A probabilistic method for identifying rare variants underlying complex traits. PDF

0.33 MB·English

by Wang, Jiayin

#journals #pubmed

Checking for file health...

Save to my drive

Quick download

Download

Download A probabilistic method for identifying rare variants underlying complex traits. PDF Free - Full Version

by Wang, Jiayin| 0.33| English

Download A probabilistic method for identifying rare variants underlying complex traits. by Wang, Jiayin in PDF format completely FREE. No registration required, no payment needed. Get instant access to this valuable resource on PDFdrive.to!

Free Download PDF

About A probabilistic method for identifying rare variants underlying complex traits.

No description available for this book.

Detailed Information

Author:	Wang, Jiayin
Language:	English
File Size:	0.33
Format:	PDF
Price:	FREE

Download Free PDF

Safe & Secure Download - No registration required

Why Choose PDFdrive for Your Free A probabilistic method for identifying rare variants underlying complex traits. Download?

100% Free: No hidden fees or subscriptions required for one book every day.
No Registration: Immediate access is available without creating accounts for one book every day.
Safe and Secure: Clean downloads without malware or viruses
Multiple Formats: PDF, MOBI, Mpub,... optimized for all devices
Educational Resource: Supporting knowledge sharing and learning

Frequently Asked Questions

Is it really free to download A probabilistic method for identifying rare variants underlying complex traits. PDF?

Yes, on https://PDFdrive.to you can download A probabilistic method for identifying rare variants underlying complex traits. by Wang, Jiayin completely free. We don't require any payment, subscription, or registration to access this PDF file. For 3 books every day.

How can I read A probabilistic method for identifying rare variants underlying complex traits. on my mobile device?

After downloading A probabilistic method for identifying rare variants underlying complex traits. PDF, you can open it with any PDF reader app on your phone or tablet. We recommend using Adobe Acrobat Reader, Apple Books, or Google Play Books for the best reading experience.

Is this the full version of A probabilistic method for identifying rare variants underlying complex traits.?

Yes, this is the complete PDF version of A probabilistic method for identifying rare variants underlying complex traits. by Wang, Jiayin. You will be able to read the entire content as in the printed version without missing any pages.

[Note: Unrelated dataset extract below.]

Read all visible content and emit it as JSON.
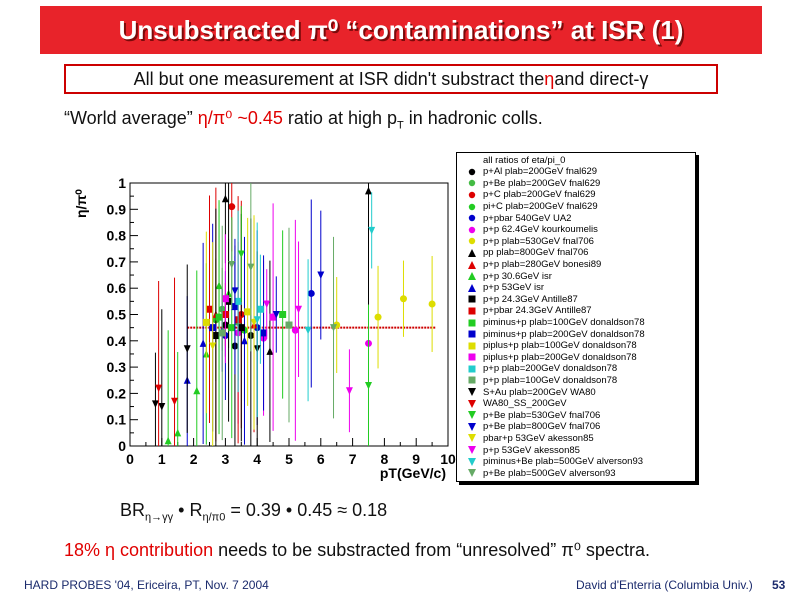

Is it legal to download A probabilistic method for identifying rare variants underlying complex traits. PDF for free?

https://PDFdrive.to provides links to free educational resources available online. We do not store any files on our servers. Please be aware of copyright laws in your country before downloading.

The materials shared are intended for research, educational, and personal use in accordance with fair use principles.